BTW, I have had customers in with "inflated" oil filters spewing oil out 
the now compromised gasket area. Yes, inflated and looking like a 
balloon on the ends.  The cause is a stuck plunger in the regulator, so 
there was no regulating! That gear pump will not take no for an answer,  
it WILL move oil.

Frank DuVal

On 3/23/2012 11:21 PM, Mark Durham wrote:
> Frank and all. The spring and plunger should not be regulating anything
> at idle. It is a pressure regulater, but at the other end, the top end.

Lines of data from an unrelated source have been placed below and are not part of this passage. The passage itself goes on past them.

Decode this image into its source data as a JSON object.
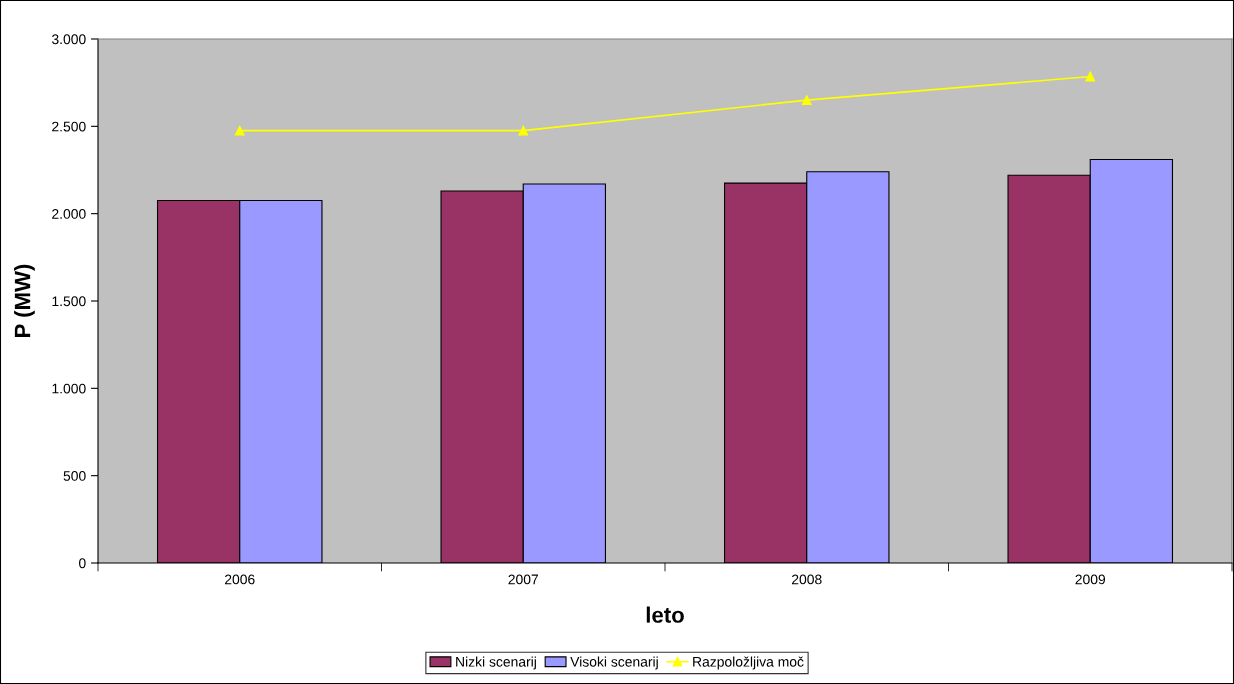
{
  "chart_data": {
    "type": "bar",
    "xlabel": "leto",
    "ylabel": "P (MW)",
    "categories": [
      "2006",
      "2007",
      "2008",
      "2009"
    ],
    "series": [
      {
        "name": "Nizki scenarij",
        "color": "#993366",
        "values": [
          2075,
          2130,
          2175,
          2220
        ]
      },
      {
        "name": "Visoki scenarij",
        "color": "#9999ff",
        "values": [
          2075,
          2170,
          2240,
          2310
        ]
      },
      {
        "name": "Razpoložljiva moč",
        "color": "#ffff00",
        "type": "line",
        "marker": "triangle",
        "values": [
          2475,
          2475,
          2650,
          2785
        ]
      }
    ],
    "ylim": [
      0,
      3000
    ],
    "yticks": [
      0,
      500,
      {
        "value": 1000,
        "label": "1.000"
      },
      {
        "value": 1500,
        "label": "1.500"
      },
      {
        "value": 2000,
        "label": "2.000"
      },
      {
        "value": 2500,
        "label": "2.500"
      },
      {
        "value": 3000,
        "label": "3.000"
      }
    ],
    "grid": false,
    "legend": "bottom"
  }
}
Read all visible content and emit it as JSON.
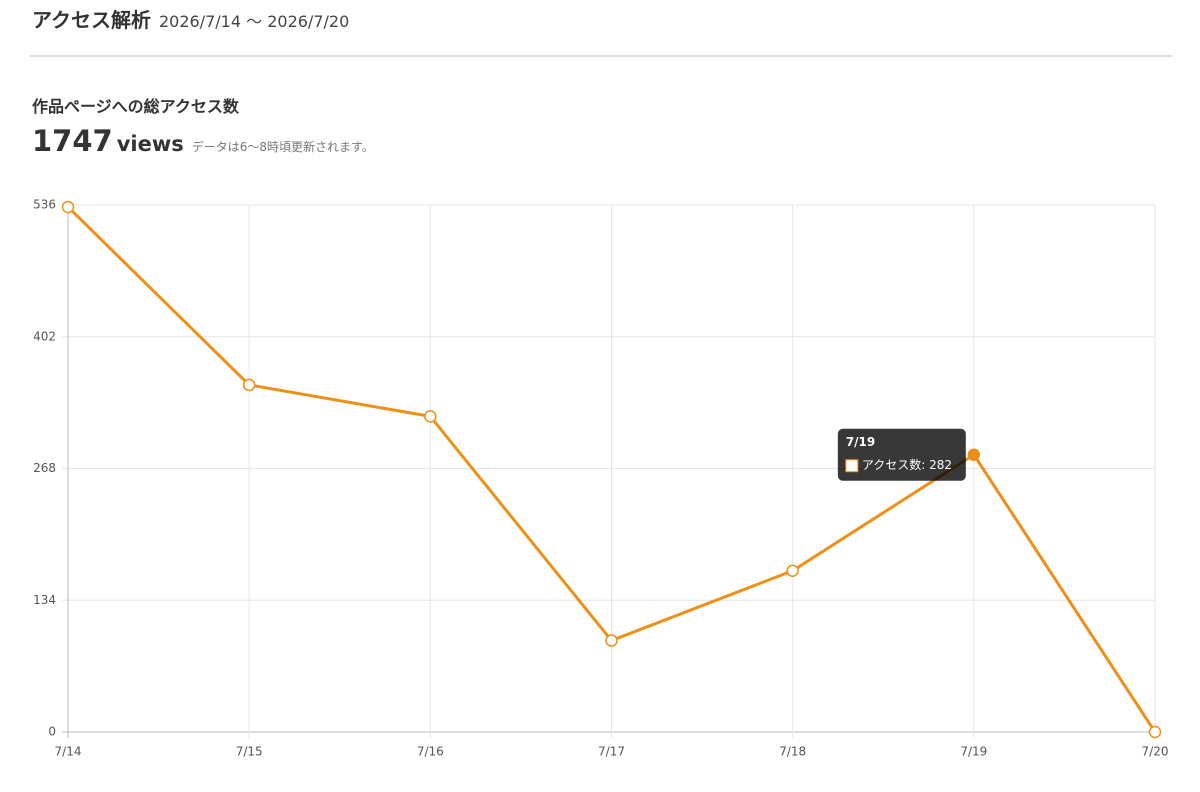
{
  "header": {
    "title": "アクセス解析",
    "date_range": "2026/7/14 〜 2026/7/20"
  },
  "summary": {
    "title": "作品ページへの総アクセス数",
    "total": 1747,
    "unit": "views",
    "note": "データは6〜8時頃更新されます。"
  },
  "chart_data": {
    "type": "line",
    "categories": [
      "7/14",
      "7/15",
      "7/16",
      "7/17",
      "7/18",
      "7/19",
      "7/20"
    ],
    "series": [
      {
        "name": "アクセス数",
        "color": "#ee8f16",
        "values": [
          534,
          353,
          321,
          93,
          164,
          282,
          0
        ]
      }
    ],
    "ylim": [
      0,
      536
    ],
    "yticks": [
      0,
      134,
      268,
      402,
      536
    ],
    "grid": true,
    "tooltip": {
      "title": "7/19",
      "text": "アクセス数: 282"
    }
  }
}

> So, if you are getting 45 psi at higher rpm's, the spring stays closed
> to that pressure, then opens enough to return excess pressure. Pressure
> at lower rpm's is the pressure developed by the pump versus all the
> places oil flows through. If the pumps flow matches flow, there is no
> pressure. If flow capability is greater than the places oil needs to
> flow, you get pressure, up to the relief spring setting. that why at
> idle, pressure is normally lower. The pumps volumetric capacity at idle
> is not much greater than where it flows, at higher rpms the volumetric
> capacity to pump goes up, and so does the pressure.
>
> Yes, too much pressure can be bad too. One time I solved a engine dying
> problem when the engine got above 2500 rpms. The oil pressure relief
> valve had stuck shut, and every time the oil pressure climbed above 60
> psi all the lifters would over pump, open the valves, and kill the
> compression. So you would pull to the side of the road, by the time you
> would stop, it would bleed down and start right up again. Mark Durham
>
> Sent from my Windows Phone
> From: Frank DuVal
> Sent: 3/23/2012 14:18
> To: virtualvairs at corvair.org
> Subject: Re:<VV>  Replacing Oil Pressure Regulator Spring
> I'll take a stab at the explanation. Spring below includes the operation
> of the plunger in the description. The spring alone cannot  dump
> excessive oil pressure, the plunger does by exposing other passages in
> that rear cover.
>
> The spring regulates oil pressure, by bypassing excess oil back to the
> sump if the pressure is too high.
>
> Oil pressure will be greater when the engine is running higher revs.
>
> At idle, the available oil pumped through the passages of the regulator
> is less than at higher revs.
>
> Since the spring regulates to some pressure that keeps the light off at
> revs above idle, and there is less oil at idle,  the spring is not
> regulating the pressure below the light turn on setting at idle. There
> is simply not enough oil supplied by the pump to turn the light off. The
> regulation setting is determined by the spring, but that setting does
> not change with pressure of the oil. But when the oil pressure is below
> the setting of the spring, the spring cannot "pump" the oil pressure to
> a higher level. The spring can only lower oil pressure.
>
> So if the spring was weak and bypassing oil pressure at a low setting,
> that should also happen at speed, not just at idle.
>
> Flame suit on awaiting people who can write better to respond!
>
> Frank DuVal
>
> On 3/23/2012 1:03 PM, Joel McGregor wrote:
>> Hate to disagree but it could possibly be the spring.  I've had it happen with the exact symptoms he has.  Springs do settle especially after so many years and so many heat cycles.  Mine happened 20 years ago.  His light is coming on but how would the light being on or off tell you that it could or couldn't be the spring?